Urgent call goes out to plant churches among the Roma, Romania ’s spiritually-starved Gypsies
Roma people among most needy people groups
By Allen Palmeri
Staff Writer
August 31, 2004
BUCHAREST, Romania – Norm Howell, partnership missions specialist for the Missouri Baptist Convention (MBC), wants four or five churches in the convention to help plant churches among the Roma, or Gypsy people group of Romania.
“There is such a great challenge there,” Howell said.
The Roma have been a wandering, persecuted tribe since coming out of India about a thousand years ago. About two million of them live as an oppressed minority in Romania. Nearly 80 percent of Roma in Romania and Bulgaria live on an average of what amounts to $4.30 a day, according to a World Bank report.

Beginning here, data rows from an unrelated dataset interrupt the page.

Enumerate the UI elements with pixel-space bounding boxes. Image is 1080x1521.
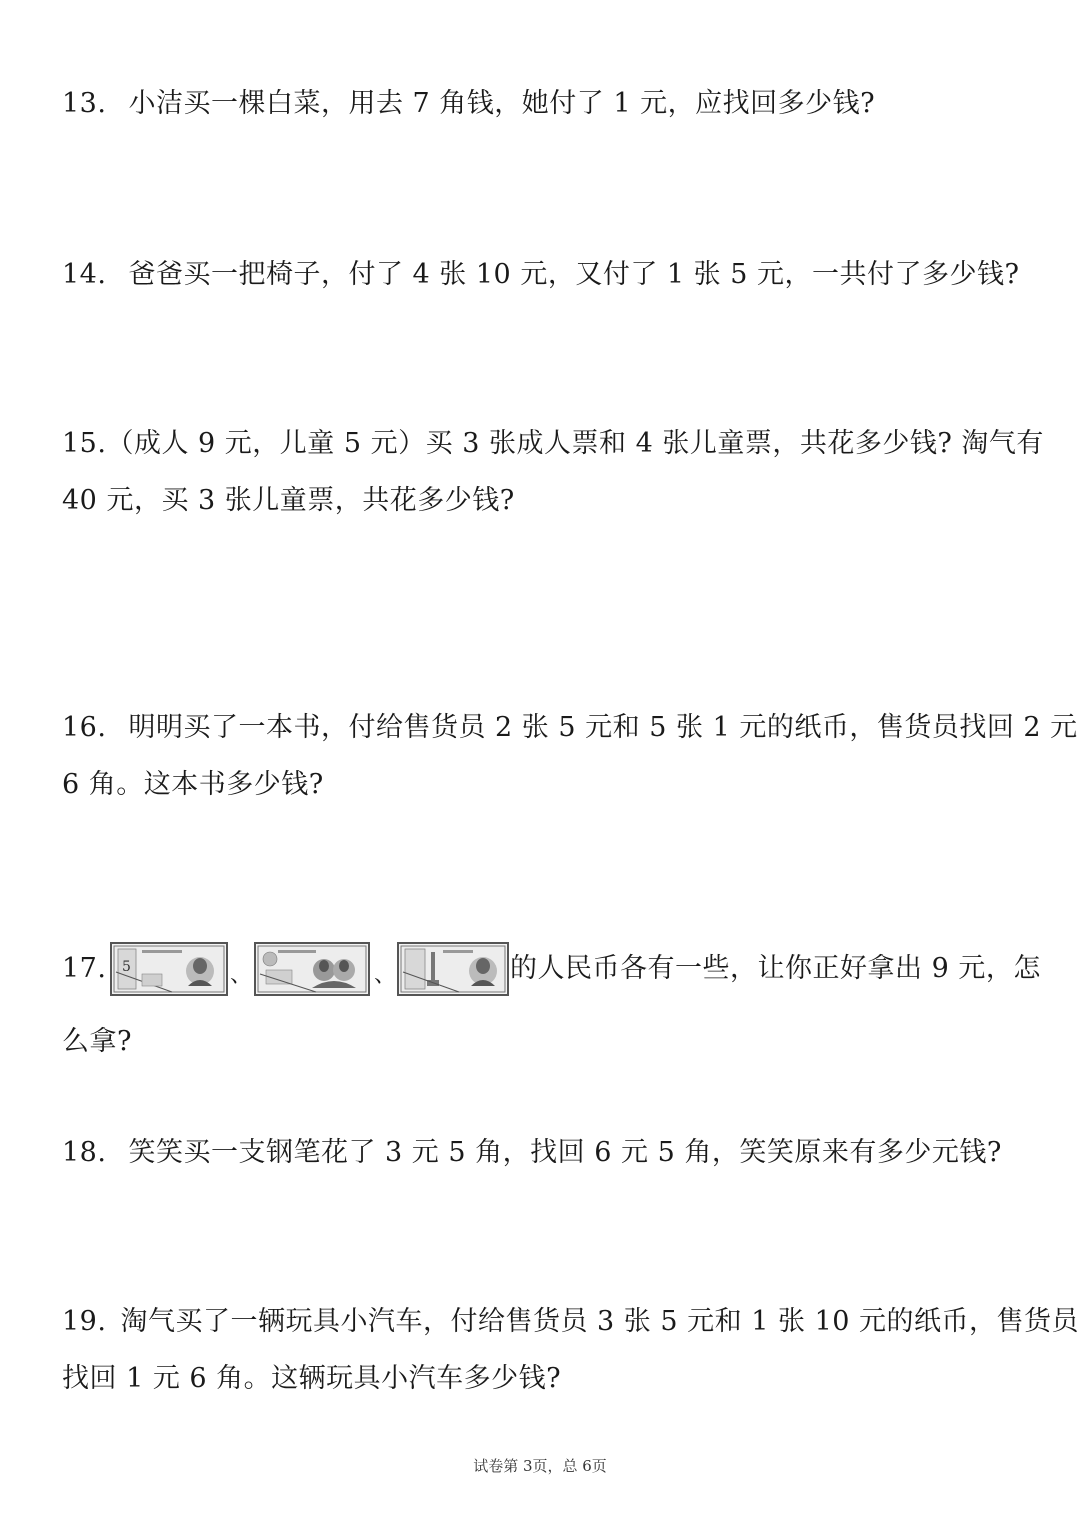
question-14 [62, 259, 1019, 291]
question-text: 笑笑买一支钢笔花了 3 元 5 角，找回 6 元 5 角，笑笑原来有多少元钱? [128, 1137, 1002, 1168]
question-text: 明明买了一本书，付给售货员 2 张 5 元和 5 张 1 元的纸币，售货员找回 2 元 [128, 712, 1078, 743]
question-17-text [510, 953, 1041, 985]
question-text: 淘气买了一辆玩具小汽车，付给售货员 3 张 5 元和 1 张 10 元的纸币，售货员 [120, 1306, 1080, 1337]
question-number: 16. [62, 712, 107, 743]
question-17-number [62, 953, 106, 985]
question-text: （成人 9 元，儿童 5 元）买 3 张成人票和 4 张儿童票，共花多少钱? 淘气有 [106, 428, 1044, 459]
svg-text:5: 5 [122, 959, 131, 975]
separator: 、 [230, 963, 253, 988]
question-15 [62, 428, 1044, 460]
question-13 [62, 88, 875, 120]
question-text: 40 元，买 3 张儿童票，共花多少钱? [62, 485, 515, 516]
question-19-line-2 [62, 1363, 561, 1395]
question-15-line-2 [62, 485, 515, 517]
question-number: 17. [62, 953, 107, 984]
question-text: 么拿? [62, 1026, 132, 1057]
question-number: 18. [62, 1137, 107, 1168]
question-text: 的人民币各有一些，让你正好拿出 9 元，怎 [510, 953, 1041, 984]
question-number: 13. [62, 88, 107, 119]
question-text: 小洁买一棵白菜，用去 7 角钱，她付了 1 元，应找回多少钱? [128, 88, 876, 119]
question-number: 14. [62, 259, 107, 290]
question-16-line-2 [62, 769, 324, 801]
question-text: 6 角。这本书多少钱? [62, 769, 324, 800]
question-18 [62, 1137, 1002, 1169]
question-text: 爸爸买一把椅子，付了 4 张 10 元，又付了 1 张 5 元，一共付了多少钱? [128, 259, 1020, 290]
banknote-1-yuan-image [397, 942, 509, 996]
question-number: 15. [62, 428, 107, 459]
banknote-5-yuan-image [110, 942, 228, 996]
question-17-line-2 [62, 1026, 132, 1058]
question-number: 19. [62, 1306, 107, 1337]
question-text: 找回 1 元 6 角。这辆玩具小汽车多少钱? [62, 1363, 562, 1394]
page-footer: 试卷第 3页，总 6页 [473, 1457, 607, 1475]
separator: 、 [374, 963, 397, 988]
banknote-2-yuan-image [254, 942, 370, 996]
question-16 [62, 712, 1078, 744]
question-19 [62, 1306, 1079, 1338]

They also live an average of 15 years less than the general population.
“Roma are the bottom rung of every ladder of every society,” said Boyd Hatchel, the Bucharest-based International Mission Board missionary to the Roma. “We have colleagues who serve in Western Europe who would say the Gypsies are by far the most open people to the Gospel. Their social needs are enormous, educational needs, physical needs.
“We always try to point volunteers toward the greatest need that they have, which we believe is the spiritual need. We believe that the presence of the Lord will begin to change all other aspects of their life.”
Boyd and his wife, Jennie, have been working among the Roma for four years. Their goal is to plant churches that will reproduce within their culture. As Missouri Baptist churches join in that effort, they will find that the Roma are more open to the Gospel than Romanians, Boyd Hatchel said.
When Jennie Hatchel first heard about the Roma, she thought that they were straight out of a fairytale.
“I had dressed up like a Gypsy when I was a child, wore a long skirt and a ruffled blouse and put Mason jar lids on my arms, and that’s about all I knew about Gypsies,” she said. “I thought they were fortune tellers.”
One day in her apartment in Bucharest, she noticed some Roma camped like squatters across the street. Waiting in line for bread with her two children, she made eye contact with a Roma woman.
“She had this big bundle of wool blankets in her arms, and I thought, ‘This is the wrong time of the year to be selling wool blankets.’ And I looked a little closer, under the blankets, and she was carrying her baby around. So I kind of felt some kinship, because I was holding my baby. I thought we had something in common, but I didn’t know anything to say to her.”
Later on, she spoke with a Romanian believer who doubted that she was in Romania to plant churches for — and with — Roma.
“I didn’t know that a Gypsy could be a Christian,” this Romanian believer said.
Hatchel was flabbergasted.
“It just broke my heart to realize that if she didn’t think they could be a Christian, then I knew that she would never take a step to share her faith with them,” she said. “I knew then that God was calling me to take that step and to share with them — particularly with the young mothers.”
Boyd Hatchel remembers working in a village with two volunteers.
“On a Saturday when a team arrived, we did prayer walking in that area,” he said. “We stopped at one house and a young boy said, ‘I think we need to pray here.’ We felt compelled to stop and to pray.
“Monday we went back to that area. We were doing a medical clinic and we were also doing some visits. That morning we stopped at that house and we said, ‘We would like to talk to you about the Lord, do you have a few moments?’ The lady said yes and she invited us in.
“We asked her, ‘Are you interested in spiritual things?’ She said, ‘Yes sir, I am. Last night I had a dream that a man in white told me that today, three people from a faraway place would come and tell me about how to have a relationship with the Lord. Could you tell me how to know Jesus?’ We were able to lead her that day to the Lord.”
As a result of that encounter, God was glorified.
“She was a woman of high character, and we were able to begin a group in her home,” Hatchel said. “Now there’s a church that meets there on a weekly basis.”
Jennie Hatchel said any Missouri Baptist church that feels led to work with them in a Roma outreach would find a fertile mission field.
“We would definitely appreciate your prayers,” she said. “We’re beginning to see some exciting things happen.”